La storica Marina Mangiameli, collaboratrice di Argo, analizza i due volumi de “La scuola laboratorio di Pace”.
A Napoli, nel maggio 22, il CESP (Centro Studi per la Scuola Pubblica, il centro di formazione per il personale scolastico promosso dai Cobas Scuola) ha promosso un convegno di studi e formazione sul tema: ‘Ucraina, La scuola si interroga’.
Il successo del convegno e la necessità che la scuola discutesse del presente, provando a sviluppare la cultura della pace, hanno fatto sì che nell’anno scolastico 2022/23, in circa venti città italiane si siano svolti altrettanti convegni con un nuovo e più esplicito titolo: ‘La scuola laboratorio di pace‘. L’insieme degli interventi sviluppati in tutti questi convegni sono stati raccolti in due volumi (Ed.Aracne) che riprendono il titolo dei convegni e lo articolano ulteriormente. Il primo volume tratta di Storia, geopolitica e didattica di pace; il secondo di Militarismi e narrazioni belliciste.

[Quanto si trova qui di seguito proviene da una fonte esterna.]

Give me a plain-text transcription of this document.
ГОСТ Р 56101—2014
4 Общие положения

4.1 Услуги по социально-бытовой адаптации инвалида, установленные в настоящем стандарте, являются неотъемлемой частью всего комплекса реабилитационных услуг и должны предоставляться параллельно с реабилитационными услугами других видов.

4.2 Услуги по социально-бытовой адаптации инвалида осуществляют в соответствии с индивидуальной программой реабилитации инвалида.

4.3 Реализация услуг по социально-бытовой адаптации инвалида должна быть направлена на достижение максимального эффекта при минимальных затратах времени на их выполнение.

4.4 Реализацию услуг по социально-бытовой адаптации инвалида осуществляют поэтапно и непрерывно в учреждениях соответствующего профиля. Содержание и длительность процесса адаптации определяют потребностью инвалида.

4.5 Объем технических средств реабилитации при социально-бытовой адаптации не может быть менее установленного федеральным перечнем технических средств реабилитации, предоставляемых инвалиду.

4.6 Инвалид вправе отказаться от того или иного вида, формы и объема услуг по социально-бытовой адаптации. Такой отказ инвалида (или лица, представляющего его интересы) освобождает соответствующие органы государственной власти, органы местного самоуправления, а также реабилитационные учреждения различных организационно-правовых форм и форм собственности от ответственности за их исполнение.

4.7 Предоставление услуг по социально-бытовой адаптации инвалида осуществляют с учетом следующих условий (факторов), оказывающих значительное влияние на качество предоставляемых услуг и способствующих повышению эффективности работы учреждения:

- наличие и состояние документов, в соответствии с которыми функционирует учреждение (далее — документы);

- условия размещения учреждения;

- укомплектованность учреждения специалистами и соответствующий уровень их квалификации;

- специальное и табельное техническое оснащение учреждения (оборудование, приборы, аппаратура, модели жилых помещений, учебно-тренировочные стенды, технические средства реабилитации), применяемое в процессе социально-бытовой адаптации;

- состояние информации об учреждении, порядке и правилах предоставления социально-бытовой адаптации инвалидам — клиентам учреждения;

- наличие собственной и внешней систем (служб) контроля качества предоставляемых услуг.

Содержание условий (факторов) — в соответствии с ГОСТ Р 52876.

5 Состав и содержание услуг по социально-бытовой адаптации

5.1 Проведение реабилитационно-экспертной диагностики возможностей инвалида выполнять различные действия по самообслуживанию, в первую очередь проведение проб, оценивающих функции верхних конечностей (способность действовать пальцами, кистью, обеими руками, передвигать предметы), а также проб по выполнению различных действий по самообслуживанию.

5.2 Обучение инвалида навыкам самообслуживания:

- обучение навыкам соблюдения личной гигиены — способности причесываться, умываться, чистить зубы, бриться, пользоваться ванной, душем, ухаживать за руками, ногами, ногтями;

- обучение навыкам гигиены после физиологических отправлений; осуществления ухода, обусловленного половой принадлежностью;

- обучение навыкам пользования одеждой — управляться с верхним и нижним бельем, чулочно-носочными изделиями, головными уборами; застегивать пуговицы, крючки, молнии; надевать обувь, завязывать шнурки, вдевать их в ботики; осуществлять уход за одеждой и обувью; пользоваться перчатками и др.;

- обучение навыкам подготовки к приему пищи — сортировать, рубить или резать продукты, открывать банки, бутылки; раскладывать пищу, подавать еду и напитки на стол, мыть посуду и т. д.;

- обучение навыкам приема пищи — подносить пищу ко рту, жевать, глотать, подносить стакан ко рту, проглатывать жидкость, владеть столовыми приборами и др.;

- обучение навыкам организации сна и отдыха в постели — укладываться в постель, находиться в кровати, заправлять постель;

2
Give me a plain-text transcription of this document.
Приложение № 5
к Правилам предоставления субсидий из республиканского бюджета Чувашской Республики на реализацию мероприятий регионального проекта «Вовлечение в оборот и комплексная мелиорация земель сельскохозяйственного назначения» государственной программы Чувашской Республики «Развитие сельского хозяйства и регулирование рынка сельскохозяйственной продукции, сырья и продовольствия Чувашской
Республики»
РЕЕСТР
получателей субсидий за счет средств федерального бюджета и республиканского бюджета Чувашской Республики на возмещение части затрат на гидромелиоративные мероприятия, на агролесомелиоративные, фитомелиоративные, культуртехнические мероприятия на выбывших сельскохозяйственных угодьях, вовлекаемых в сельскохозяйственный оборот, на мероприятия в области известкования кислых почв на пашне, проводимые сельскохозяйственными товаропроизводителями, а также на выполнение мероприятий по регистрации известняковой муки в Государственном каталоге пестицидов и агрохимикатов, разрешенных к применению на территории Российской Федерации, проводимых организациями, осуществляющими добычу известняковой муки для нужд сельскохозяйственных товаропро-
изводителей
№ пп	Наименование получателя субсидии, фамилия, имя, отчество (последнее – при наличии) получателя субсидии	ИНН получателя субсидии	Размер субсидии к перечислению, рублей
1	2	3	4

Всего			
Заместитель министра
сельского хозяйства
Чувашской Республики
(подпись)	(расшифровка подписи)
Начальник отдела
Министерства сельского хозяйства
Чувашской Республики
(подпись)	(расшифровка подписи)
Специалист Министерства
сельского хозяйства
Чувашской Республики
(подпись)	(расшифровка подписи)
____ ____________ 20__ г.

Si può dunque dire che l’opera raccolga e renda fruibile un vasto e articolato dibattito che ha ricadute immediate e sensibili nella didattica quotidiana. Bisogna subito dire che nell’unanime coro di gaudio per l’eroica lotta dell’Ucraina in difesa dei “nostri” valori, l’indubbio pregio dei due tomi in questione è quello di offrire una prospettiva nuova della questione in termini sconosciuti ed assenti in tutti i mezzi di comunicazione di massa più diffusi. Del resto, come giustamente ha affermato papa Bergoglio, la pace è un’opportunità che non cade dal cielo, ma si costruisce giorno dopo giorno e serve giorno dopo giorno.
L’opera offre molti punti di vista ma soprattutto è ricchissima di documenti, informazioni e spunti e ci propone una impostazione, una chiave interpretativa nuova e diversa .
Si va dal contributo di Gaetano Bucci, che opportunamente ricorda già nel titolo che “Scuola pubblica Costituzione e ripudio della guerra” non sono semplicemente concetti opinabili, ad Anrea Catone (“Alle origini della crisi ucraina”) che svela le motivazioni profonde e assolutamente concrete dello scontro in atto in termini puramente storici; a chi come Riccobono-Lo Sapio ripropone ”A 60 anni dalla ‘pacem in terris’ quale pedagogia per la pace” e propone la pace come un impegno improrogabile, per finire, con la posizione di Alex Zanotelli che sottolinea come “La pace ‘sia’ unica alternativa”.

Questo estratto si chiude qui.